Moddie Turay, executive vice president of real estate and financial services for the Detroit Economic Growth Corp., added that the city’s economic progress must go beyond downtown and Midtown to truly be considered a renaissance.
“There’s a lot that’s happening here. We’re just not there yet,” Turay said. “We have another five or so years to go.”
Cox said leaders should consider development taking place downtown as a “both and” scenario, suggesting that catalytic projects such as The District Detroit and the riverfront can be leveraged to positively impact downtown and the neighborhoods.
“The soul of this city is its neighborhoods. The heart of a city inadvertently always happens at its core and grows out.
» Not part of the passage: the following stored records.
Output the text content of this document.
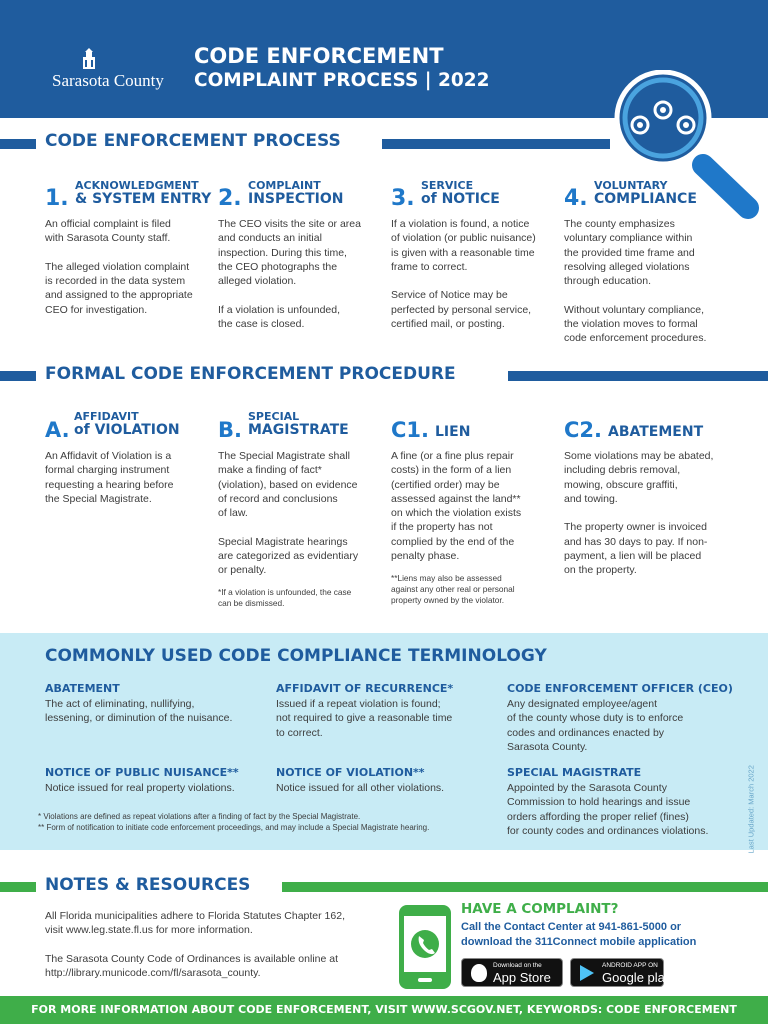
Sarasota County
CODE ENFORCEMENT
COMPLAINT PROCESS | 2022
CODE ENFORCEMENT PROCESS
1.
ACKNOWLEDGMENT
& SYSTEM ENTRY
An official complaint is filed
with Sarasota County staff.

The alleged violation complaint
is recorded in the data system
and assigned to the appropriate
CEO for investigation.
2.
COMPLAINT
INSPECTION
The CEO visits the site or area
and conducts an initial
inspection. During this time,
the CEO photographs the
alleged violation.

If a violation is unfounded,
the case is closed.
3.
SERVICE
of NOTICE
If a violation is found, a notice
of violation (or public nuisance)
is given with a reasonable time
frame to correct.

Service of Notice may be
perfected by personal service,
certified mail, or posting.
4.
VOLUNTARY
COMPLIANCE
The county emphasizes
voluntary compliance within
the provided time frame and
resolving alleged violations
through education.

Without voluntary compliance,
the violation moves to formal
code enforcement procedures.
FORMAL CODE ENFORCEMENT PROCEDURE
A.
AFFIDAVIT
of VIOLATION
An Affidavit of Violation is a
formal charging instrument
requesting a hearing before
the Special Magistrate.
B.
SPECIAL
MAGISTRATE
The Special Magistrate shall
make a finding of fact*
(violation), based on evidence
of record and conclusions
of law.

Special Magistrate hearings
are categorized as evidentiary
or penalty.
*If a violation is unfounded, the case
can be dismissed.
C1. LIEN
A fine (or a fine plus repair
costs) in the form of a lien
(certified order) may be
assessed against the land**
on which the violation exists
if the property has not
complied by the end of the
penalty phase.
**Liens may also be assessed
against any other real or personal
property owned by the violator.
C2. ABATEMENT
Some violations may be abated,
including debris removal,
mowing, obscure graffiti,
and towing.

The property owner is invoiced
and has 30 days to pay. If non-
payment, a lien will be placed
on the property.
COMMONLY USED CODE COMPLIANCE TERMINOLOGY
ABATEMENT
The act of eliminating, nullifying,
lessening, or diminution of the nuisance.
AFFIDAVIT OF RECURRENCE*
Issued if a repeat violation is found;
not required to give a reasonable time
to correct.
CODE ENFORCEMENT OFFICER (CEO)
Any designated employee/agent
of the county whose duty is to enforce
codes and ordinances enacted by
Sarasota County.
NOTICE OF PUBLIC NUISANCE**
Notice issued for real property violations.
NOTICE OF VIOLATION**
Notice issued for all other violations.
SPECIAL MAGISTRATE
Appointed by the Sarasota County
Commission to hold hearings and issue
orders affording the proper relief (fines)
for county codes and ordinances violations.
* Violations are defined as repeat violations after a finding of fact by the Special Magistrate.
** Form of notification to initiate code enforcement proceedings, and may include a Special Magistrate hearing.	Last Updated: March 2022
NOTES & RESOURCES
All Florida municipalities adhere to Florida Statutes Chapter 162,
visit www.leg.state.fl.us for more information.

The Sarasota County Code of Ordinances is available online at
http://library.municode.com/fl/sarasota_county.
HAVE A COMPLAINT?
Call the Contact Center at 941-861-5000 or
download the 311Connect mobile application
Download on the
App Store
ANDROID APP ON
Google play
FOR MORE INFORMATION ABOUT CODE ENFORCEMENT, VISIT WWW.SCGOV.NET, KEYWORDS: CODE ENFORCEMENT
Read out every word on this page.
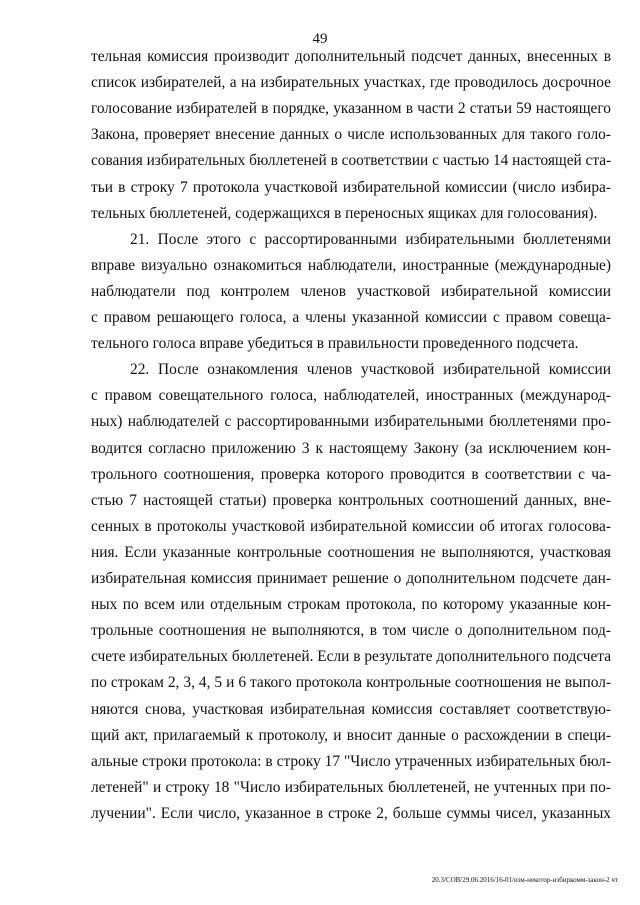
49
тельная комиссия производит дополнительный подсчет данных, внесенных в
список избирателей, а на избирательных участках, где проводилось досрочное
голосование избирателей в порядке, указанном в части 2 статьи 59 настоящего
Закона, проверяет внесение данных о числе использованных для такого голо-
сования избирательных бюллетеней в соответствии с частью 14 настоящей ста-
тьи в строку 7 протокола участковой избирательной комиссии (число избира-
тельных бюллетеней, содержащихся в переносных ящиках для голосования).
21. После этого с рассортированными избирательными бюллетенями
вправе визуально ознакомиться наблюдатели, иностранные (международные)
наблюдатели под контролем членов участковой избирательной комиссии
с правом решающего голоса, а члены указанной комиссии с правом совеща-
тельного голоса вправе убедиться в правильности проведенного подсчета.
22. После ознакомления членов участковой избирательной комиссии
с правом совещательного голоса, наблюдателей, иностранных (международ-
ных) наблюдателей с рассортированными избирательными бюллетенями про-
водится согласно приложению 3 к настоящему Закону (за исключением кон-
трольного соотношения, проверка которого проводится в соответствии с ча-
стью 7 настоящей статьи) проверка контрольных соотношений данных, вне-
сенных в протоколы участковой избирательной комиссии об итогах голосова-
ния. Если указанные контрольные соотношения не выполняются, участковая
избирательная комиссия принимает решение о дополнительном подсчете дан-
ных по всем или отдельным строкам протокола, по которому указанные кон-
трольные соотношения не выполняются, в том числе о дополнительном под-
счете избирательных бюллетеней. Если в результате дополнительного подсчета
по строкам 2, 3, 4, 5 и 6 такого протокола контрольные соотношения не выпол-
няются снова, участковая избирательная комиссия составляет соответствую-
щий акт, прилагаемый к протоколу, и вносит данные о расхождении в специ-
альные строки протокола: в строку 17 "Число утраченных избирательных бюл-
летеней" и строку 18 "Число избирательных бюллетеней, не учтенных при по-
лучении". Если число, указанное в строке 2, больше суммы чисел, указанных
20.3/СОВ/29.06.2016/16-01/изм-некотор-избиркомм-закон-2 чт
The challenge is a lot of American cities forget about the soul and forget about the neighborhoods.”
That is not the case in the Motor City, Cox said, pointing to development taking place at anchor institutions like University of Detroit Mercy and Marygrove College that is helping create full-scale neighborhood recovery north of Six Mile Road.
In answering a question on the importance of talent, Justin Robinson, vice president of business attraction for the Detroit Regional Chamber, said it is the No. 1 asset investors from other states and countries look for when deciding to relocate.
“The availability, volume and quality of talent is a key part in attracting business. To do that, you have to have the neighborhoods that talent wants to live in,” he said. “When we have that, we’ll see the economic development flow in as a result.”
“There’s tremendous progress being made in Southeast Michigan and it’s important to understand that companies are looking at the labor of not just one community; they are looking at an entire region. We need to be better at communicating how Detroit and the region are collaborating around creating that workforce,” Robinson added.
Panelists also acknowledged that the business climate, including taxes and regulation, still is not as attractive as it could be, with Cox and Jones addressing the impact of the community benefits agreement (CBA) ordinance Detroiters passed in November of last year.
Still, Cox said: “We need to give it time to play out.”